As of noon, when the legal tampering window opened, Cooper officially is an unrestricted free agent, free to negotiate with outside clubs. Deals can be consummated during the tampering period but not formally signed until 4 p.m. ET on Wednesday, the start of the new league year.

The sides had engaged in heavy negotiations after Cooper’s agent shared an “upbeat” conversation with Dallas brass at last month’s Scouting Combine. ESPN’s Ed Werder reported last Tuesday the team was “working hard” to lock down Cooper, whose camp appeared “motivated at the moment to get something done.”

Werder’s update piggybacked off colleague Josina Anderson’s Feb. 29 report that discussions “are set to intensify very soon.” They had been in a holding pattern due to the Collective Bargaining Agreement, which the NFL and NFL Players Associated ratified Sunday.

The Cowboys’ leading receiver in 2019, Cooper battled through numerous lower-body injuries to deliver 79 catches for a career-high 1,189 yards (eighth-most in the NFL) and eight touchdowns, also a new personal best. He’s on record as expressing a “wholehearted” desire to stay put for the foreseeable future, committing to the club which surrendered a first-round pick to pry him away from the Raiders in 2018.

“Listen.

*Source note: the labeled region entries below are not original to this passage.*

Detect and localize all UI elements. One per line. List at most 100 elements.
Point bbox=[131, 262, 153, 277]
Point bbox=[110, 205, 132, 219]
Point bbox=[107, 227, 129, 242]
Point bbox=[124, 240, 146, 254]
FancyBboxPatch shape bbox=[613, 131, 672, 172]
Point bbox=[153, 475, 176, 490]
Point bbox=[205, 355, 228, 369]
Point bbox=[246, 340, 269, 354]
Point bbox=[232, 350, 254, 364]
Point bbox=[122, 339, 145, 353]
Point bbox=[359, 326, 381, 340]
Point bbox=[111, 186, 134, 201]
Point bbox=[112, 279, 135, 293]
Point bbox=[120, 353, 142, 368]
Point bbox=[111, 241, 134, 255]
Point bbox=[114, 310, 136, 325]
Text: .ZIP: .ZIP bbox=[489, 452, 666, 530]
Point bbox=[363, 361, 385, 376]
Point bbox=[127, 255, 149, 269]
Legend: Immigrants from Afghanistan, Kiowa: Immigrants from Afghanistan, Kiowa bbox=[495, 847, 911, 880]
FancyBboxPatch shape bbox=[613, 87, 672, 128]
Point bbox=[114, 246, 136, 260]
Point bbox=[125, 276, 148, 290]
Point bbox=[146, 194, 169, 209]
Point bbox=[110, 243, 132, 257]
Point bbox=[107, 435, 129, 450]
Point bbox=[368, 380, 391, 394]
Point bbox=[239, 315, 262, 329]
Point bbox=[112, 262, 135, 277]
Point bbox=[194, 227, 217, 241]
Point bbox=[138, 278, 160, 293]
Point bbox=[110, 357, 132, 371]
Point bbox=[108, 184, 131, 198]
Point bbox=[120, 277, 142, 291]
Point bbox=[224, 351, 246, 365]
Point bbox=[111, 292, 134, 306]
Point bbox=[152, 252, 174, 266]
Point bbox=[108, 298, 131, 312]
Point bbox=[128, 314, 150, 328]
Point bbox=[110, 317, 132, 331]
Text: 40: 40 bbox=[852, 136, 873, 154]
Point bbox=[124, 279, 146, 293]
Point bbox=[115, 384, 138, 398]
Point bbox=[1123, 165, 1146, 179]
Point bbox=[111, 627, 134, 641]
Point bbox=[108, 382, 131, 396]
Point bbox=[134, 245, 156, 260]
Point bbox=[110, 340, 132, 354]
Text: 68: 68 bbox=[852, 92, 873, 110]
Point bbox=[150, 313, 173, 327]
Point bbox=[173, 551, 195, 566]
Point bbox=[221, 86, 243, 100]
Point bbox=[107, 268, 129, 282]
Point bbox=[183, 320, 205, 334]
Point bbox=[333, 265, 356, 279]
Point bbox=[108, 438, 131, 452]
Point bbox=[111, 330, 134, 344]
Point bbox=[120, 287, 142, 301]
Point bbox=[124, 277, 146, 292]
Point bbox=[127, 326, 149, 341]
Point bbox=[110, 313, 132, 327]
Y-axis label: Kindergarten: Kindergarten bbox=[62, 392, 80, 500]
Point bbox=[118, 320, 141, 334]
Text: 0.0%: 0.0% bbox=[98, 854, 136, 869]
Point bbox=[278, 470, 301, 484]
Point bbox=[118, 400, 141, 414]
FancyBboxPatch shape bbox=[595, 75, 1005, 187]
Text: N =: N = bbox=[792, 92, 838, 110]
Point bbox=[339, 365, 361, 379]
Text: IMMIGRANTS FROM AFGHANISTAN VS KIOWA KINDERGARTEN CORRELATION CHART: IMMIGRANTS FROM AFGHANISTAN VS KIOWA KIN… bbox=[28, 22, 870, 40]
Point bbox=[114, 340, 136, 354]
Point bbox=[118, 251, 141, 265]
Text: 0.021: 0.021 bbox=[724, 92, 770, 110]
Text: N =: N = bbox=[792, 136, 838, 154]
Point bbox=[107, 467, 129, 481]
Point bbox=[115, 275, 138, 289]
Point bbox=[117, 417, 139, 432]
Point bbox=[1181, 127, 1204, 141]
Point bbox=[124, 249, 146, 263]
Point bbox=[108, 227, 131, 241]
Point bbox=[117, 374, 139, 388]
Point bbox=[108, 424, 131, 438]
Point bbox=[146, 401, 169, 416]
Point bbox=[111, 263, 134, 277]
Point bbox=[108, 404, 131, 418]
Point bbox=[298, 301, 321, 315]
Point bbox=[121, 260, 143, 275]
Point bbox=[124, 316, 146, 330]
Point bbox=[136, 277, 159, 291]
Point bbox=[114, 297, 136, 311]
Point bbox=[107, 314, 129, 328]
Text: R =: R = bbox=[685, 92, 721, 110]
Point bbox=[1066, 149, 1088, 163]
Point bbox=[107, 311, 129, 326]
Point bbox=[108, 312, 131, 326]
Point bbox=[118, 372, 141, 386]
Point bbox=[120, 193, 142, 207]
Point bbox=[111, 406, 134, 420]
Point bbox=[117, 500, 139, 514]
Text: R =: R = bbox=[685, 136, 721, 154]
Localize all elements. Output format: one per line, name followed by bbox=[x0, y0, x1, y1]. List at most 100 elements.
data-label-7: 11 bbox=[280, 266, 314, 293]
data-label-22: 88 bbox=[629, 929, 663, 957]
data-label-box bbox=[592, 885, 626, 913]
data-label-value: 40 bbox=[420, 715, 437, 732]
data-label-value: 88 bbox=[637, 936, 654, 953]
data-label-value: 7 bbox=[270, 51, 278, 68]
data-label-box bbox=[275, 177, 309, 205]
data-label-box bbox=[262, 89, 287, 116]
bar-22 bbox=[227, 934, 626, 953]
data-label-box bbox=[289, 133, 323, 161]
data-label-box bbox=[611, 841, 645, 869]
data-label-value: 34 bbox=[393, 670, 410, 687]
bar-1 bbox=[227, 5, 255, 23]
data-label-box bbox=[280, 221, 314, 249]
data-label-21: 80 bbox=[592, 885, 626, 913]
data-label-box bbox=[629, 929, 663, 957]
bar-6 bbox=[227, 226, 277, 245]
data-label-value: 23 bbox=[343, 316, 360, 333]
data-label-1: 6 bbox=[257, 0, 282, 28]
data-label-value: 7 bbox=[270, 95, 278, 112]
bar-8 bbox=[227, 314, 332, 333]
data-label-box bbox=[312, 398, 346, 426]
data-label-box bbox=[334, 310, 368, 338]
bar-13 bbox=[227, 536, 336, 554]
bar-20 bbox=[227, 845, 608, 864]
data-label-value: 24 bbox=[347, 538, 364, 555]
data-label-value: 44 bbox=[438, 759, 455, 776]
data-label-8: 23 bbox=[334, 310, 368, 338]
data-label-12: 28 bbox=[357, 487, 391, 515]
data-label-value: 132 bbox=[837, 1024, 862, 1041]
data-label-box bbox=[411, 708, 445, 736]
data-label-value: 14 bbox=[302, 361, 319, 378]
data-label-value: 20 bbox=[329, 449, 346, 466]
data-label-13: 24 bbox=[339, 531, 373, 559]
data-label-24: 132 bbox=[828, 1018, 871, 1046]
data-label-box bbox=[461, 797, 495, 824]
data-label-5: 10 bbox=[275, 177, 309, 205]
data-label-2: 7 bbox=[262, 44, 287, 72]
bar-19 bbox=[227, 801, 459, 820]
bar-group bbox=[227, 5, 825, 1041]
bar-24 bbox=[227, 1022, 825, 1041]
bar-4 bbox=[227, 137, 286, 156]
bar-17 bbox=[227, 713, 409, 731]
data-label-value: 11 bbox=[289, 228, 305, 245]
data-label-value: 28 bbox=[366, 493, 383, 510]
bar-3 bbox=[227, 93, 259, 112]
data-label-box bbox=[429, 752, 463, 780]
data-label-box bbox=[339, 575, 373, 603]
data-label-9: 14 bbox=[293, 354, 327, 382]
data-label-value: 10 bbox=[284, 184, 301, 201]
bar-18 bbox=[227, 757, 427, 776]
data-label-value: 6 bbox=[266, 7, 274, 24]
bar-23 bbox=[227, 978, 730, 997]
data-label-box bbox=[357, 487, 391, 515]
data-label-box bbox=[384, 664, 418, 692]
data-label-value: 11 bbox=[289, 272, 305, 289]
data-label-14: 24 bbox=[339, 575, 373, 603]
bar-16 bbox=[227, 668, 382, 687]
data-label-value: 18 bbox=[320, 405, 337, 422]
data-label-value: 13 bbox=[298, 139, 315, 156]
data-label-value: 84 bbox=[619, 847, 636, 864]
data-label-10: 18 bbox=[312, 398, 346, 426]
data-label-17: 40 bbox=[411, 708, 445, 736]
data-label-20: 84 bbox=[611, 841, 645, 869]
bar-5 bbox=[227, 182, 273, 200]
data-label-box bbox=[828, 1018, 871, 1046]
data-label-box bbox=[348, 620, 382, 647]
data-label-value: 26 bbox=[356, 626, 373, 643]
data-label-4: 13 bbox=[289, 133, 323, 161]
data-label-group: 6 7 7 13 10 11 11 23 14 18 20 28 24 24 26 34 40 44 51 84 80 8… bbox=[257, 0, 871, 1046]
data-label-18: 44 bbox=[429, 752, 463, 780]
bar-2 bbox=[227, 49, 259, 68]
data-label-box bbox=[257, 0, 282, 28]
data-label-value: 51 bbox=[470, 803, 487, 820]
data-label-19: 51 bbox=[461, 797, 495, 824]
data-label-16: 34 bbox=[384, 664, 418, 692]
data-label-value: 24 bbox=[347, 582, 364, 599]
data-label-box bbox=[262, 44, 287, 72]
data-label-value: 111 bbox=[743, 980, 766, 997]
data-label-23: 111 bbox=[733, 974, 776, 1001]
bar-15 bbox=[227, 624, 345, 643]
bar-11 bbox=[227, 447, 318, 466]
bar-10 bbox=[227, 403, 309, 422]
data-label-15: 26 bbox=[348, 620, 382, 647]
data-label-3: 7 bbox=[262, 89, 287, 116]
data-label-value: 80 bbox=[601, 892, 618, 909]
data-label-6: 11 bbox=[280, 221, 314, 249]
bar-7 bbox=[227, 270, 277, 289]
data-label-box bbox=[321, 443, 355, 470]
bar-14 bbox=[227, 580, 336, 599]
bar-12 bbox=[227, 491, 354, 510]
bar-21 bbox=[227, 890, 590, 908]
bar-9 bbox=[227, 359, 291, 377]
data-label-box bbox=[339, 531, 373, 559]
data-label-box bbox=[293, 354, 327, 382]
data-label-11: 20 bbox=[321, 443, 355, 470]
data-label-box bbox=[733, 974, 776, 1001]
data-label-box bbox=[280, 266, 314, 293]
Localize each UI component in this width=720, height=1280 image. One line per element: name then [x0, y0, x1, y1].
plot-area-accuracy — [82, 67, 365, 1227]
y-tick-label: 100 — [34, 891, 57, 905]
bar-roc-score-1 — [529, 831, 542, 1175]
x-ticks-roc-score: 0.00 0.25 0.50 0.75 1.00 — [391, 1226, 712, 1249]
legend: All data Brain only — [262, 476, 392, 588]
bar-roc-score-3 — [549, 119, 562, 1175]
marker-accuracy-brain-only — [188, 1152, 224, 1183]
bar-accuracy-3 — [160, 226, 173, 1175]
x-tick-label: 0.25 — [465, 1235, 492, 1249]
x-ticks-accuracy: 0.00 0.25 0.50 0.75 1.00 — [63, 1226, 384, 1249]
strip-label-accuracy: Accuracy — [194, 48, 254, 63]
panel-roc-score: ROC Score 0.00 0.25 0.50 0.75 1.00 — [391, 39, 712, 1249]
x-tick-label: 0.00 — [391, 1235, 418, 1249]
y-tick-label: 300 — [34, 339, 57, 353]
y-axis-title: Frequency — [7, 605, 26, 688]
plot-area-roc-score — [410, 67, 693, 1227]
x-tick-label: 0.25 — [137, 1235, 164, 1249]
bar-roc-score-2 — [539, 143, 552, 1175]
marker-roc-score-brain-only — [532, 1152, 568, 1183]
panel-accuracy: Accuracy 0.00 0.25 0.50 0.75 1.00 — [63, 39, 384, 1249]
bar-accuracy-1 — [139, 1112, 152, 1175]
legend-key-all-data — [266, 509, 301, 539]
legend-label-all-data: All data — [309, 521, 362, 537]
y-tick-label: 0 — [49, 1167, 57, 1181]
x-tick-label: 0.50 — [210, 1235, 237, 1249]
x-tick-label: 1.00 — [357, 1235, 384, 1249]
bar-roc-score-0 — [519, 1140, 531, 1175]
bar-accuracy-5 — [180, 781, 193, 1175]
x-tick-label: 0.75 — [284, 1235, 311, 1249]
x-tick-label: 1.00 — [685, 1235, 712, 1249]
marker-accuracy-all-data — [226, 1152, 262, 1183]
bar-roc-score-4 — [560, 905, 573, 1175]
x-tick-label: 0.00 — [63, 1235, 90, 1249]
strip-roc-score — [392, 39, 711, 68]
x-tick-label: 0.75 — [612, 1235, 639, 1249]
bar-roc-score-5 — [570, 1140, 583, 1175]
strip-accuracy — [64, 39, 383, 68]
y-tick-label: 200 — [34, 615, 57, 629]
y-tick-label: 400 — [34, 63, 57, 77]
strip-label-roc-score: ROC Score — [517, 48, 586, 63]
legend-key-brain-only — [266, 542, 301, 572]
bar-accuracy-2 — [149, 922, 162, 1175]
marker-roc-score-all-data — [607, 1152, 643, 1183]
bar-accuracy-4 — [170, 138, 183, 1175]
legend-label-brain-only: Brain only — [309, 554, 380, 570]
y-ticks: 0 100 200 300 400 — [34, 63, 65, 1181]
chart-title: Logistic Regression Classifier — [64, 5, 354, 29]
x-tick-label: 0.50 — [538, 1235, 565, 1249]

I love being a Dallas Cowboy,” Cooper reiterated earlier this month, via Blogging the Boys. “I love everything about it. I was just thinking about that today. I think about it almost every day, really. Just primetime games. It seems like more night games than everybody and that always feels good to a football player. You know everything. The facility, I love it here in Frisco where I stay at now. Just the aura of being a Dallas Cowboy, you can’t beat it.”

New head coach Mike McCarthy, too, divulged the “goal” of re-signing Cooper and fellow unrestricted free agent WR Randall Cobb.

“Having a chance to get through all the tape, [Cooper] did a lot of great things and it really looks like he’s in sync with Dak,” McCarthy noted last month.

But allowing him to reach the open market puts a dent in those plans. He’s far and away the best receiver available, offers for whom should check in around $20 million annually, possibly surpassing the five-year, $100 million pact that New Orleans’ Michael Thomas signed last season, which included $60.598 million guaranteed and a $20 million signing bonus.

The Cowboys entered Monday with approximately $74 million of available salary-cap space. A chunk will be allocated to quarterback Dak Prescott, who was assigned the exclusive franchise tag, worth about $33 million for 2020, assuming he signs it.

Cooper should have multiple suitors inquiring about his services. Potential landing spots include Green Bay, Houston, Buffalo, and Philadelphia.

Dallas will continue discussions with Cooper, and there’s certainly still a strong chance he returns to North Texas. But it’s not quite the slam-dunk as initially presumed.